Thursday, May 29, 2014
Montpelier — Every 3- and 4-year-old in Vermont will have access to at least 10 hours a week of publicly funded, prekindergarten education under a bill signed into law Wednesday by Gov. Peter Shumlin.
“The children who aren’t ready to learn when they begin elementary school are very likely to challenge our resources throughout their school years and potentially throughout their lives,” Shumlin said as he signed the bill at the Stafford Technical Center in Rutland.
“We know that high-quality prekindergarten is far less expensive than remediation, retention and special education later on.”
Education Secretary Rebecca Holcombe added that getting kids off to a good start can also alleviate pressures on the criminal justice system.
“On average, children who attend intensive, high-quality preschool programs are less likely to repeat a grade, drop out of high school, commit crimes or be placed in special education,” she said. “They are likely to get better jobs and earn more money over the course of their work lives. We see universal preschool as integral to Vermont’s future economic vitality and to the ability of our youngest and most vulnerable to thrive in school and their communities.”
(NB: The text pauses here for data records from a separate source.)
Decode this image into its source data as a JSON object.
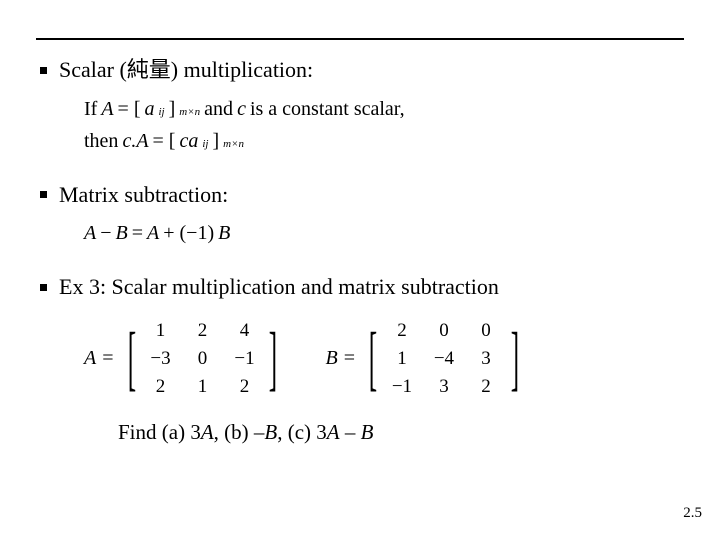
{
  "rule": true,
  "bullets": {
    "b1": "Scalar (純量) multiplication:",
    "b2": "Matrix subtraction:",
    "b3": "Ex 3: Scalar multiplication and matrix subtraction"
  },
  "scalar_def": {
    "line1_prefix": "If ",
    "line1_A": "A",
    "line1_eq": " = [",
    "line1_aij": "a",
    "line1_ij": "ij",
    "line1_close": "]",
    "line1_mn": "m×n",
    "line1_and": " and ",
    "line1_c": "c",
    "line1_rest": " is a constant scalar,",
    "line2_prefix": "then ",
    "line2_cA": "c.A",
    "line2_eq": " = [",
    "line2_caij": "ca",
    "line2_ij": "ij",
    "line2_close": "]",
    "line2_mn": "m×n"
  },
  "subtraction": {
    "lhs_A": "A",
    "minus": " − ",
    "lhs_B": "B",
    "eq": " = ",
    "rhs_A": "A",
    "plus": " + (−1)",
    "rhs_B": "B"
  },
  "matrices": {
    "A_label": "A",
    "B_label": "B",
    "eq": " = ",
    "A": [
      [
        "1",
        "2",
        "4"
      ],
      [
        "−3",
        "0",
        "−1"
      ],
      [
        "2",
        "1",
        "2"
      ]
    ],
    "B": [
      [
        "2",
        "0",
        "0"
      ],
      [
        "1",
        "−4",
        "3"
      ],
      [
        "−1",
        "3",
        "2"
      ]
    ]
  },
  "find": {
    "prefix": "Find (a) 3",
    "A1": "A",
    "mid1": ",  (b) –",
    "B1": "B",
    "mid2": ",  (c) 3",
    "A2": "A",
    "mid3": " – ",
    "B2": "B"
  },
  "page": "2.5"
}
Rep. Sarah Buxton, D-Tunbridge, a lead sponsor of the bill, said offering free pre-K education to children will add about $10 million a year in costs to the state’s education fund by 2021.
Parents will be able to have public support to take their children to public or private — but not religious — preschools both inside and outside their home districts.
Bill Anton, principal of the Dover School in southern Vermont, said that his district already is seeing positive results from a program for 4-year-olds instituted more than a decade ago and a program for 3-year-olds it implemented three years ago.
The district spends about $50,000 of its $2.8 million annual budget on the pre-K program, he said.
But since the early 2000s it has cut its annual special education budget from about $250,000 to about $40,000, he said.
Anton said that helping young children struggling with reading skills can prevent them from needing special education in elementary school or later.
The bill allows parents to enroll children in pre-K programs in the district where they work, rather than where they live and pay property taxes. That bothered some lawmakers, even strong supporters of publicly funded pre-K programs.
Rep. Alison Clarkson, D-Woodstock, said enrolling children in the local preschool and elementary school is “a very important community bonding experience,” that encourages social contact between children and parents from both professional and working-class backgrounds.
“So many of my relationships in this town come from being parents together,” she said. “Parents who are doctors and parents who are garbage collectors meet.”
Buxton said tuition portability would be crucial to the law’s success. For parents working 20 miles from their home school district, “the ability to enroll their 3- and 4-year old in that (home district) program and go back and forth from work is virtually nonexistent,” she said.